Over the weekend, I attended the Tri-Conference Annual meetings of Rhode Island, Massachusetts, and Connecticut. This wasn’t just any meeting of the respective Conferences of the United Church of Christ, for in it these three conferences would vote on whether or not to pursue unification. If this were to happen, they would become the first Conferences to request that their boundaries shift and that a new Conference be formed as a result.
Throughout the weekend, the Holy Spirit was invoked. She is, after all, the lifeblood of the Church. It was Jesus himself who said that it is a good thing he is leaving, for if he did not the Advocate could not come. Following his death and resurrection, we all remained hidden in the upper room, unable to fulfill our missional imperative to preach the good news to the ends of the Earth – until that Pentecost Sunday when the Holy Spirit, the Advocate of whom Jesus spoke on the night of his death, came like the rush of a mighty wind and emboldened our courage – sending us out to do that for which we were called.
She has not abandoned us since. She blows where She will, and the faithful attune themselves to her movements. There is a particular expression of Christianity embraced by the United Church of Christ that finds that this act of discerning the movement of God’s Holy Spirit is best accomplished in community, when the gathered come together and listen to each other speak what is on their hearts and minds.
That happened this last weekend in Hartford, when the body that was assembled tested whether or not their historic separateness was to be sacrificed for a current, common good – a decision that would bind long time historic allies in a common cause to become, as it was expressed so beautifully, together as one.
It was an honor to be present at, to witness, and to speak to the gathering of these faithful people. My own words were invited into the discerning body – bringing the perspective of a broader community that would be deeply affected by the decision they made.
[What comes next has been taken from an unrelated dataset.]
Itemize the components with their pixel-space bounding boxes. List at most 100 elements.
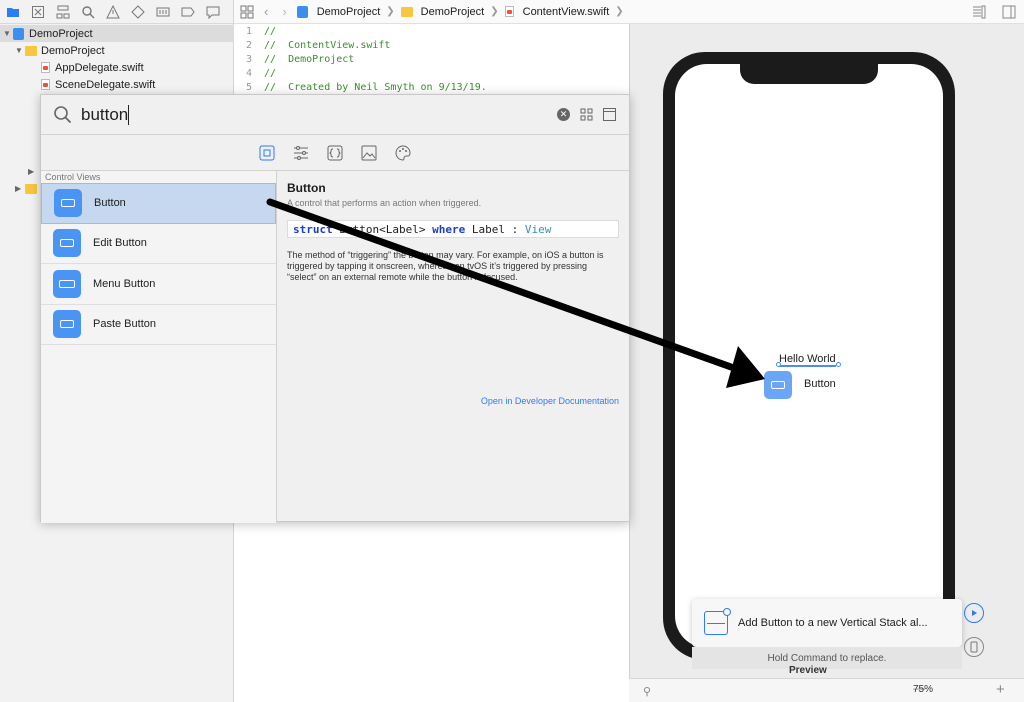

The dialogue was respectful throughout, as one would hope from disciples of Jesus for whom love is the hallmark of their chosen way. There was present throughout the weekend an almost tangible electricity as everyone present knew what was at stake. The weight of the moment was not lost on any of us. The worship seemed to embody an authenticity of divine and sacred presence we too easily and too often take for granted. In the debates, there was an awareness of historic magnitude – a sense that this decision could not only bring to an end a structural reality, but could usher in a new way of being for the Church as we know it.
In a denomination that has, on balance, chosen autonomy over covenant as a primary way of structuring ourselves – this could signal a commitment to an interdependent way of living that not only called us to think differently about the role of autonomy and its relationship to our covenantal life, but could also introduce to the entire denomination the belief that old structures must give way to the new thing the Spirit is birthing.
There was a solemnity appropriate for the moment when it was announced that all three Conferences had affirmed the decision to be together as one. What was felt then was less joy than the weight of knowing that saying yes to something this big meant grieving the loss of something as big on the other side of that yes.
The church moves forward under the guidance of God’s Holy Spirit.
Hard choices determine new days.
Time makes ancient good uncouth, and we must onwards still and upwards who would keep abreast of truth.
God is still speaking.
The body is still faithfully listening.
And we move forward with courage and trepidation on this, our journey together as one Into the Mystic.